Top tip: find a visual style that works for you and try to stick to it. You want to make your profile look good as a whole, not just each individual post. It’s like creating a personal brand for yourself.
Some honourable mentions:
Pinterest is the only social media platform to offer a visual search. So, if you’re in a visual industry, you might want to get on board with Pinterest.
95% of Pinterest users say that the social media platform inspires them, and 91% say it helps them achieve their goals. Those are powerful motivators that you want to get behind. Rather than a ‘thought-leader’, you can become a professional source of inspiration on Pinterest by creating boards and pin images that will inspire your network or customers.
Unlike other websites, Reddit forbids marketing – which means it’s often overlooked as a way to build your professional profile. But Reddit does provide unique opportunities to help people solve problems and contribute their expertise to help others learn.
There are often subreddits for certain industries or topics that you can get involved in or questions you can help users answer. You can even start a ‘Ask Me Anything (AMA)’ subreddit, where you encourage people to ask you questions.
TikTok has recently blown up over the past year and is definitely a platform you need to watch out for.
If you’re unfamiliar, TikTok is a short video creation and sharing platform. It’s a great way to waste a couple of hours of your life, but it doesn’t have the professional capabilities yet. People like Carrie Rose from PR firm Rise At Seven have been trying videos on here, but there are not many other takers. You’re better off avoiding this one for now.
YouTube is filled with influencers and experts teaching their top tips and sharing their knowledge through engaging videos. Just like Google Ads Specialist Odolena Kostova. She posts new updates to her YouTube channel every Sunday about all things Google Ads and has been sharing some of her best tips with us as a guest blogger.

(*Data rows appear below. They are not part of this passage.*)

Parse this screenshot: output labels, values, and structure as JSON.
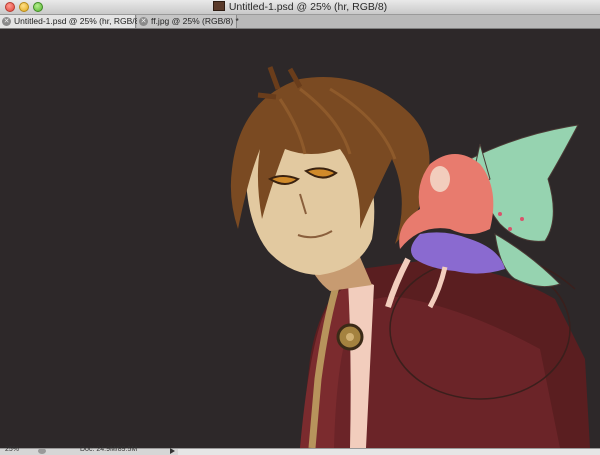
{
  "window": {
    "title": "Untitled-1.psd @ 25% (hr, RGB/8)"
  },
  "tabs": [
    {
      "label": "Untitled-1.psd @ 25% (hr, RGB/8)",
      "active": true,
      "close_icon": "close-icon"
    },
    {
      "label": "ff.jpg @ 25% (RGB/8) *",
      "active": false,
      "close_icon": "close-icon"
    }
  ],
  "statusbar": {
    "zoom": "25%",
    "doc_info": "Doc: 24.9M/89.5M"
  },
  "colors": {
    "canvas_bg": "#2d2829",
    "hair": "#7a4a22",
    "skin": "#e2c9a0",
    "cloak": "#5a1e20",
    "fairy_hair": "#e87b6e",
    "fairy_dress": "#8a6ad0",
    "wing": "#96d3b0"
  }
}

Unless you’re a great content creator or already have a professional following, YouTube might be too much of a mountain to climb.
Fundamentally, building a successful professional profile online is about three core things:
- Showcasing who you are and you’re expertise
- Networking with your peers
- Socialising with your followers or connections to build trust and credibility.
The exact platform you’re using depends on what you’re looking for and industry. But, no matter what social network you’re using: be honest and be yourself. At least, to a certain degree.
You’re trying to build a professional version of yourself, not someone else. Don’t be afraid to give your actual opinions and put your own stamp on how you network online, rather than try to copy others.